BlackMass on Canal

January 2025 – May 2025

BlackMass on Canal was a research project.

While in residence at Canal Projects, BlackMass Publishing hosted a series of happenings and public programs. The core focus of their residency-as-research project was to take a look at the intersections between architecture, archival practices, film, poetic expression, through publishing as a practice with the aim of fostering public engagement; exploring how these mediums inform and interact with each other in contemporary social culture, spatially and visually. During the residency, the role of publishing as a platform for promoting discourse was explored, specifically thinking about how print and digital media contribute to the preservation and reinterpretation of traditions and how these traditions help shape collective memory.
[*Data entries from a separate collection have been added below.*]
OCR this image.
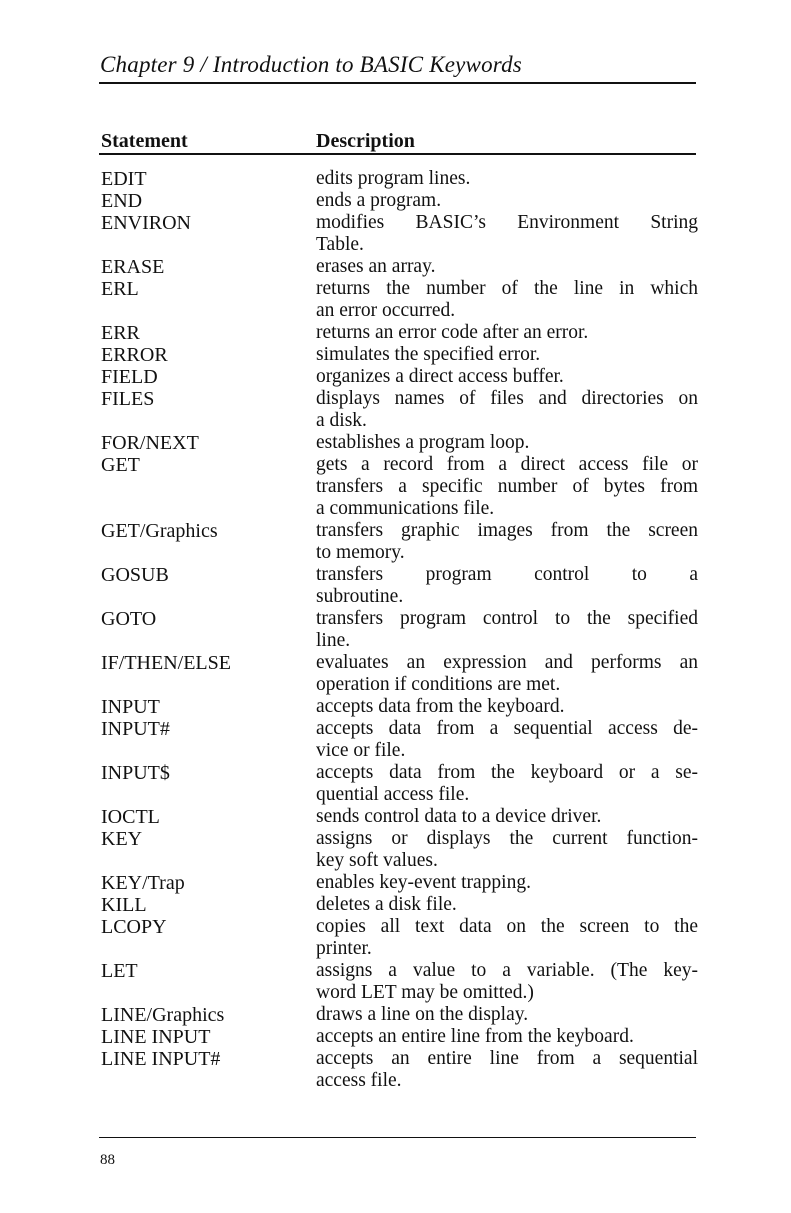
Chapter 9 / Introduction to BASIC Keywords
Statement	Description
EDIT	edits program lines.
END	ends a program.
ENVIRON	modifies BASIC’s Environment String
Table.
ERASE	erases an array.
ERL	returns the number of the line in which
an error occurred.
ERR	returns an error code after an error.
ERROR	simulates the specified error.
FIELD	organizes a direct access buffer.
FILES	displays names of files and directories on
a disk.
FOR/NEXT	establishes a program loop.
GET	gets a record from a direct access file or
transfers a specific number of bytes from
a communications file.
GET/Graphics	transfers graphic images from the screen
to memory.
GOSUB	transfers program control to a
subroutine.
GOTO	transfers program control to the specified
line.
IF/THEN/ELSE	evaluates an expression and performs an
operation if conditions are met.
INPUT	accepts data from the keyboard.
INPUT#	accepts data from a sequential access de-
vice or file.
INPUT$	accepts data from the keyboard or a se-
quential access file.
IOCTL	sends control data to a device driver.
KEY	assigns or displays the current function-
key soft values.
KEY/Trap	enables key-event trapping.
KILL	deletes a disk file.
LCOPY	copies all text data on the screen to the
printer.
LET	assigns a value to a variable. (The key-
word LET may be omitted.)
LINE/Graphics	draws a line on the display.
LINE INPUT	accepts an entire line from the keyboard.
LINE INPUT#	accepts an entire line from a sequential
access file.
88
In addition the research considered the physical and conceptual spaces where poetry and film intersect with architecture in engineered design, temporary installation, performance, etc. and how these spaces contribute to a broader dialogue on the role of culture in society. By focusing on these cross-disciplinary interactions, there was an aim to discover ways of experiencing and understanding art in both public and private spheres, through gathering.

While onsite, BlackMass Publishing curated a public library that continued to expand throughout their residency. Seed collection provided by Kurt Thometz/Jumel Terrace Books.

Public Programs:

a poets cypher with Morian Mikhail and David Williams, Saturday, February 22, 2025 (5–7PM)

Three Star Books × BlackMass Publishing: Book Launch & Performance, Saturday, March 15, 2025 (6–8 PM)

Tesseract Program 2 with Caleb Giles, Warner Meadows, Natalia Catalan, Friday, March 28, 2025 (8–9 PM)

About BlackMass Publishing:

BlackMass Publishing is an independent publisher founded in 2019. At once a structure of coherent units and a collection of disjointed parts, BlackMass invokes an aggregate of Blackness, of matter in resistance. Combining archival photographs and found print material with poetry and jazz music, BlackMass grapples with the blurred lines and idiosyncrasies which make up the collective improvisation of African diasporic culture.